Cluster recipes¶
Worked examples for wiring gmat-sweep into shared cluster infrastructure
— one page per orchestrator, each pairing the cluster-side configuration
with the matching sweep() driver.
The recipes document patterns; they don't introduce new APIs. The
underlying DaskPool and
RayPool surface — and the
Pool ABC — are covered on the
Backends page. Reach for a recipe when you've already
decided on the orchestrator and need the wiring that makes a sweep run
on it.
Choosing a recipe¶
| Recipe | Pool | When to pick it |
|---|---|---|
Slurm with srun |
DaskPool via dask-jobqueue |
An HPC site with a Slurm scheduler; you submit one driver job and let SLURMCluster request worker tasks elastically. |
| Kubernetes pod-per-worker | DaskPool via dask-kubernetes |
A Kubernetes cluster (managed or self-hosted) where each worker is a Pod. Best paired with the Dask Operator. |
| Ray autoscaling | RayPool via ray up |
A Ray cluster — local, on-prem, or cloud — with autoscaling between a head node and an elastic worker pool. |
Each recipe assumes you've followed Getting started
locally first. The local sweep proves your script and grid are sound;
the recipe then lifts the same call onto cluster workers without
changing the sweep() invocation itself — only the backend= argument
changes.
Prerequisites that apply across all three¶
- A working GMAT install reachable on every worker node, not just
the driver. The discovery is
gmat-run's job; misconfigured workers surface as every run failing with the same import error. - A shared output directory at the same path on every worker. Per-run Parquet files and the manifest live there; node-local scratch only works if you stage results back yourself.

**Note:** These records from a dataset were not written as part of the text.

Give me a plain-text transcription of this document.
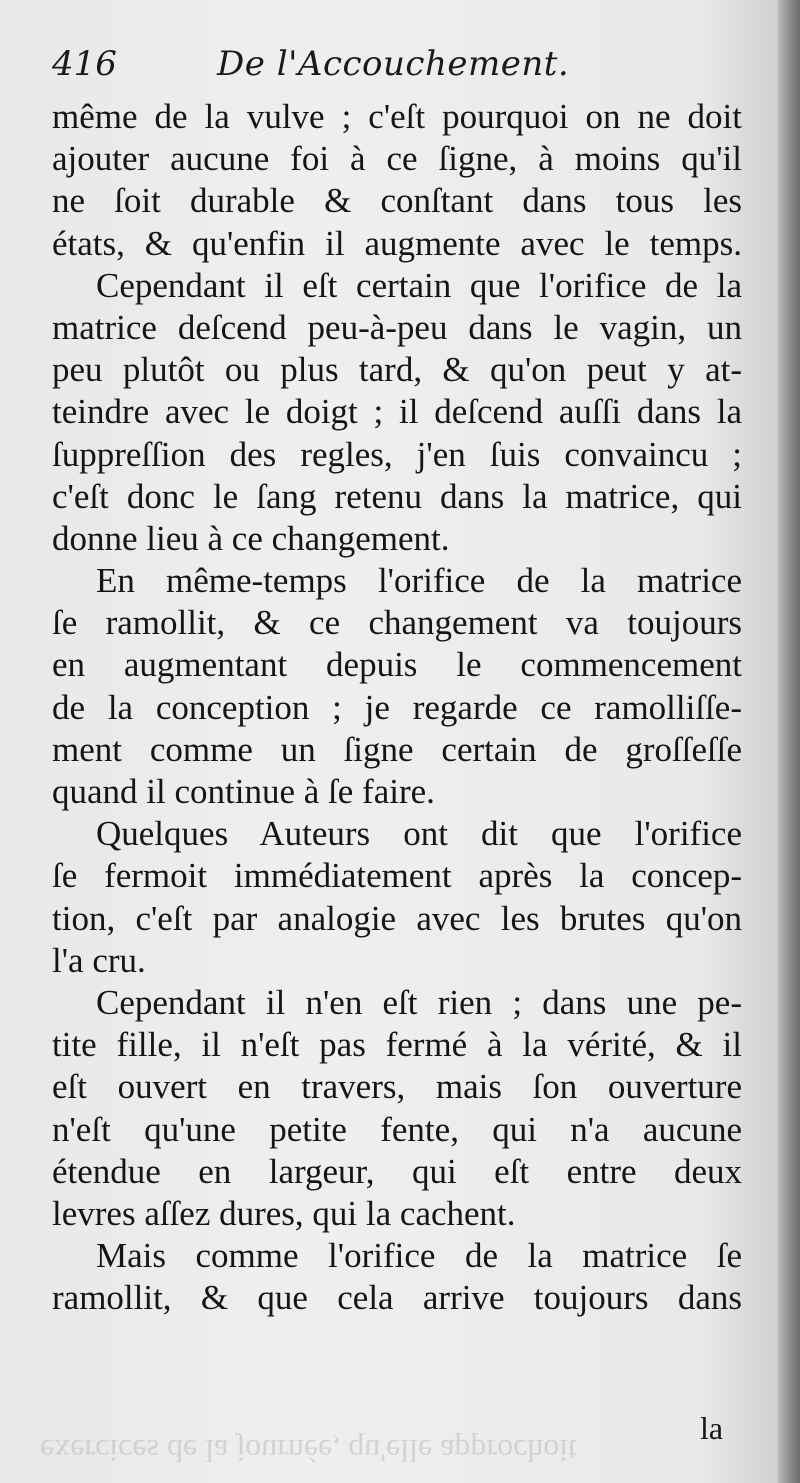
416	De l'Accouchement.
même de la vulve ; c'eſt pourquoi on ne doit
ajouter aucune foi à ce ſigne, à moins qu'il
ne ſoit durable & conſtant dans tous les
états, & qu'enfin il augmente avec le temps.
Cependant il eſt certain que l'orifice de la
matrice deſcend peu-à-peu dans le vagin, un
peu plutôt ou plus tard, & qu'on peut y at-
teindre avec le doigt ; il deſcend auſſi dans la
ſuppreſſion des regles, j'en ſuis convaincu ;
c'eſt donc le ſang retenu dans la matrice, qui
donne lieu à ce changement.
En même-temps l'orifice de la matrice
ſe ramollit, & ce changement va toujours
en augmentant depuis le commencement
de la conception ; je regarde ce ramolliſſe-
ment comme un ſigne certain de groſſeſſe
quand il continue à ſe faire.
Quelques Auteurs ont dit que l'orifice
ſe fermoit immédiatement après la concep-
tion, c'eſt par analogie avec les brutes qu'on
l'a cru.
Cependant il n'en eſt rien ; dans une pe-
tite fille, il n'eſt pas fermé à la vérité, & il
eſt ouvert en travers, mais ſon ouverture
n'eſt qu'une petite fente, qui n'a aucune
étendue en largeur, qui eſt entre deux
levres aſſez dures, qui la cachent.
Mais comme l'orifice de la matrice ſe
ramollit, & que cela arrive toujours dans
la
exercices de la journée, qu'elle approchoit
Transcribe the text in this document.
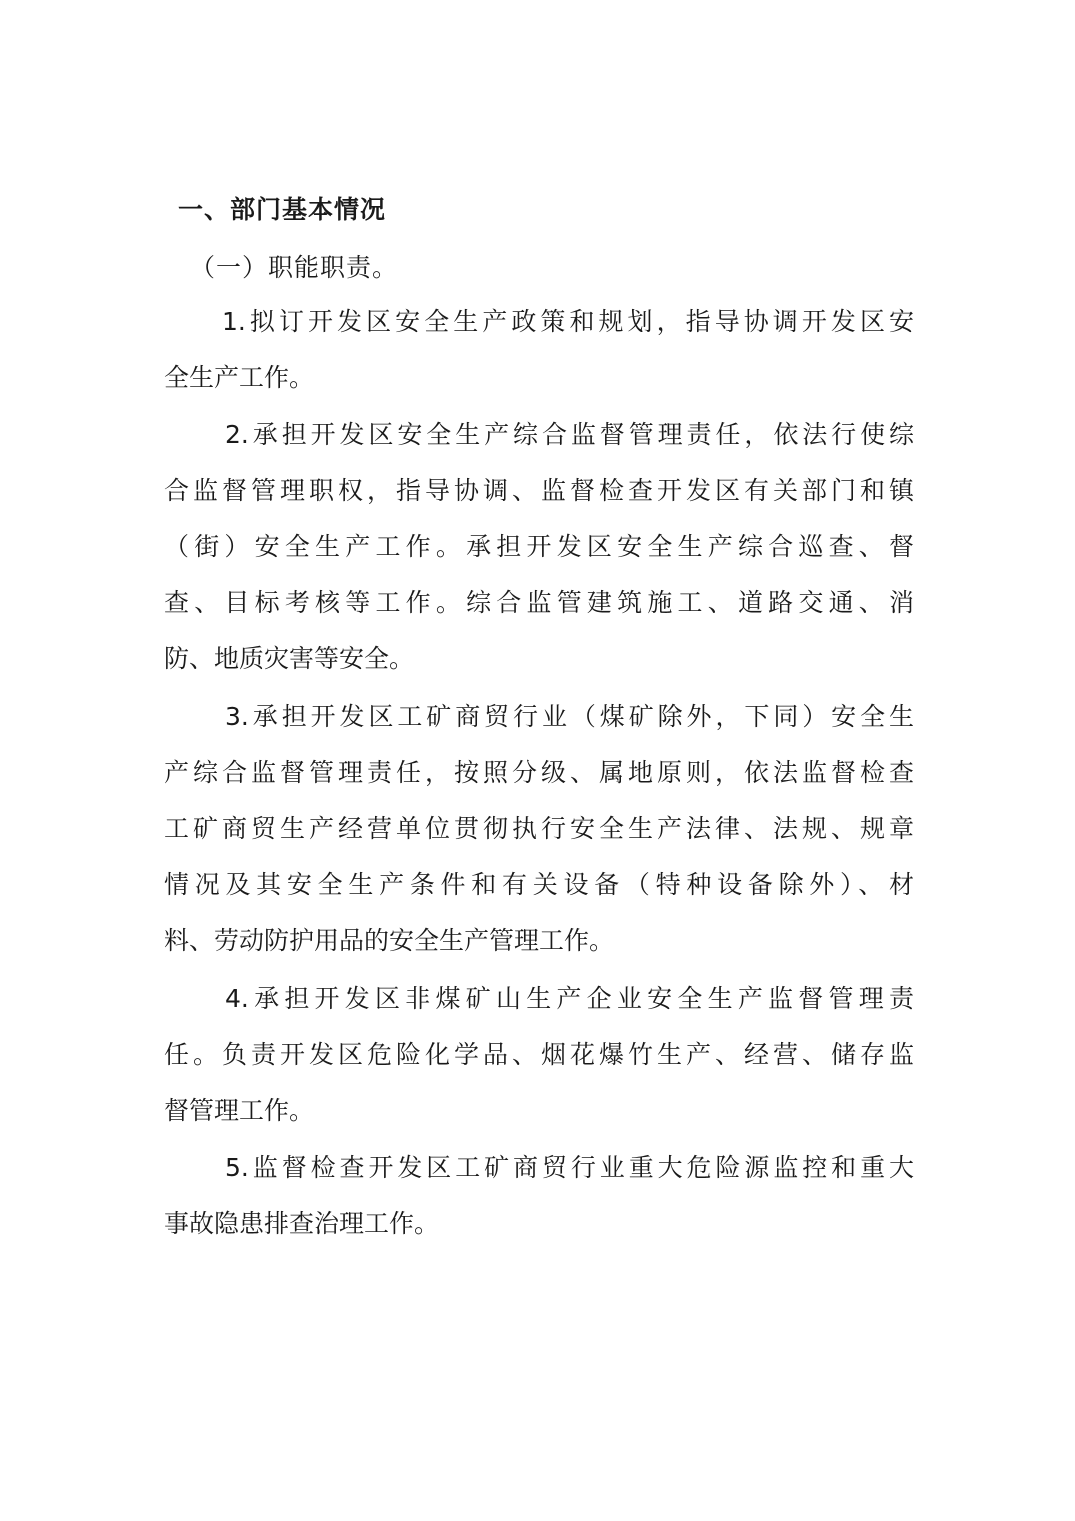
一、部门基本情况
（一）职能职责。
1.拟订开发区安全生产政策和规划，指导协调开发区安
全生产工作。
2.承担开发区安全生产综合监督管理责任，依法行使综
合监督管理职权，指导协调、监督检查开发区有关部门和镇
（街）安全生产工作。承担开发区安全生产综合巡查、督
查、目标考核等工作。综合监管建筑施工、道路交通、消
防、地质灾害等安全。
3.承担开发区工矿商贸行业（煤矿除外，下同）安全生
产综合监督管理责任，按照分级、属地原则，依法监督检查
工矿商贸生产经营单位贯彻执行安全生产法律、法规、规章
情况及其安全生产条件和有关设备（特种设备除外）、材
料、劳动防护用品的安全生产管理工作。
4.承担开发区非煤矿山生产企业安全生产监督管理责
任。负责开发区危险化学品、烟花爆竹生产、经营、储存监
督管理工作。
5.监督检查开发区工矿商贸行业重大危险源监控和重大
事故隐患排查治理工作。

- The matching cluster-orchestrator package installed in the same env
the workers run from (
dask-jobqueue,dask-kubernetes, orray). None of these aregmat-sweepdependencies — pick whichever your infrastructure uses and install it explicitly.
When none of these fits¶
The three orchestrators above are the ones with one-shot recipes. For
anything else — AWS Batch, GCP Batch, custom MPI launchers, in-house
schedulers — write a custom Pool against the
Pool ABC. Its contract is small: accept
RunSpecs, route each through the per-task
subprocess hop, and yield RunOutcomes as
they complete. The three shipped pools are exactly that pattern, three
different ways.